Posted by Eric Parzianello on September 27, 2011

A prior blog post examined some of the dangers of classifying workers as independent contractors when the Department of Labor may consider them to be employees.  If the DOL concludes that employees have been erroneously classified as independent contractors, then  minimum wage, overtime, penalties and interest may be only a part of a business owner’s problems.   Another looming risk as a result of an erroneous classification is the IRS seeking to recover unpaid federal employment taxes.  The IRS has publicized its intent to be more vigilant about worker misclassification in the future.

However, under a new IRS settlement program, business owners have the opportunity to “come clean” regarding workers who have been previously misclassified as independent contractors.  The Voluntary Classification Settlement Program allows eligible business owners to voluntarily agree to reclassify independent contractors as employees (one of the eligibility requirements is that the taxpayer is not currently being audited).  The business owners would then pay only 10% of the payroll tax liability which would have been due on the employee’s compensation for the past year, without interest or penalties.  Participating taxpayers agree to treat applicable workers as employees for future tax periods and extend the period of limitations on assessment of employment taxes for three years to allow the IRS to monitor future compliance.  In exchange, the IRS agrees to:

  • Accept 10 percent of the employment tax liability that may have been due on amounts paid to the workers for the most recent tax year;
  • Waive all interest and penalties on unpaid amounts; and
  • Not conduct an employment tax audit with respect to worker classification of those workers being reclassified for prior years.

To determine whether to consider participating in this program, a business owner should consult with counsel to analyze whether the workers are independent contractors or employees.  The factors used by the IRS center around degrees of control and independence:

  1. Does the owner control or have the right to control what the worker does and how the worker does the job?
  2. Are the business aspects of the worker’s job, including how the worker is paid and who provides tools for the job, controlled by the owner?
  3. How continuous is the relationship?
  4. Is the work performed a key aspect of the owner’s business?

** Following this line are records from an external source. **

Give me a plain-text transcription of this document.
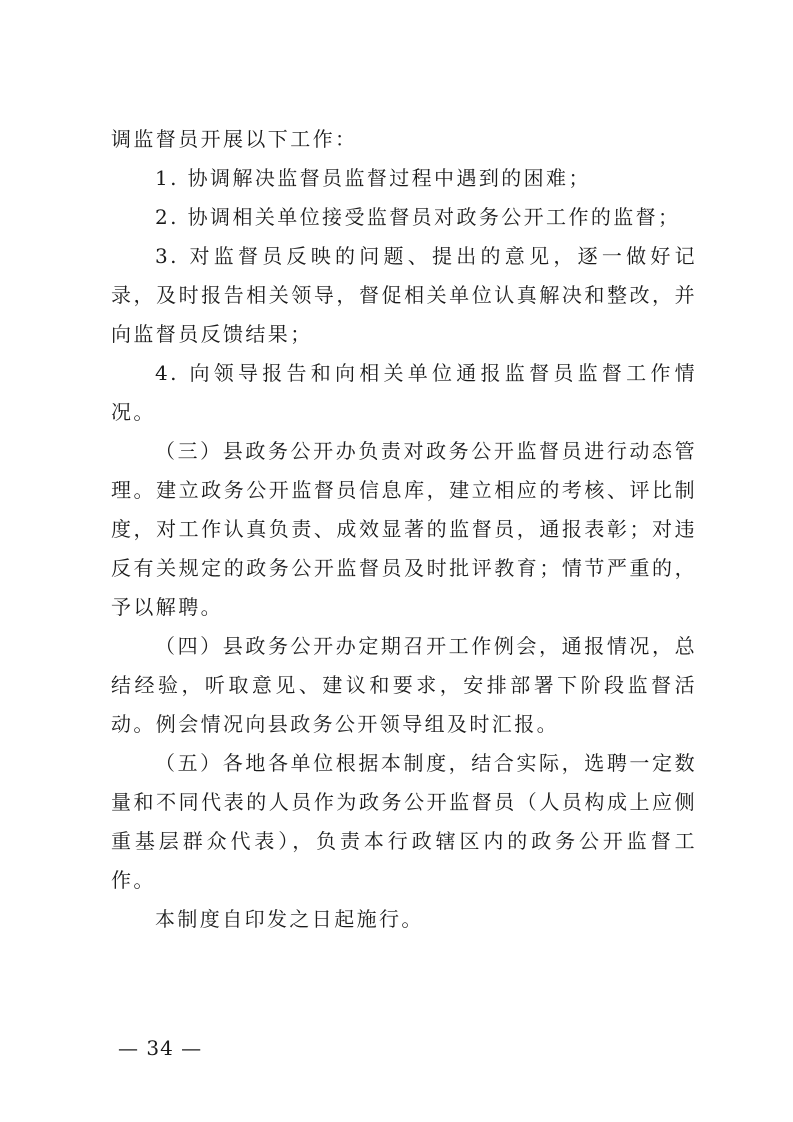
调监督员开展以下工作：

1. 协调解决监督员监督过程中遇到的困难；

2. 协调相关单位接受监督员对政务公开工作的监督；

3. 对监督员反映的问题、提出的意见，逐一做好记录，及时报告相关领导，督促相关单位认真解决和整改，并向监督员反馈结果；

4. 向领导报告和向相关单位通报监督员监督工作情况。

（三）县政务公开办负责对政务公开监督员进行动态管理。建立政务公开监督员信息库，建立相应的考核、评比制度，对工作认真负责、成效显著的监督员，通报表彰；对违反有关规定的政务公开监督员及时批评教育；情节严重的，予以解聘。

（四）县政务公开办定期召开工作例会，通报情况，总结经验，听取意见、建议和要求，安排部署下阶段监督活动。例会情况向县政务公开领导组及时汇报。

（五）各地各单位根据本制度，结合实际，选聘一定数量和不同代表的人员作为政务公开监督员（人员构成上应侧重基层群众代表），负责本行政辖区内的政务公开监督工作。

本制度自印发之日起施行。

— 34 —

The IRS says that “there is no ‘magic’ or set number of factors that ‘makes’ the worker an employee or an independent contractor, and no one factor stands alone in making this determination.”  The entire relationship must be considered.

For business owners who want a free analysis, the IRS is more than willing to conduct one through the filing of Form SS-8, Determination of Worker Status for Purposes of Federal Employment Taxes and Income Tax Withholding.   Although it may take at least six months, the IRS will review the facts and circumstances and officially determine the status of any workers.  However, in light of the publicized vigilance in the pursuit of unpaid taxes by the IRS for misclassified workers, this particular option may fall into the category of “be careful what you ask for.”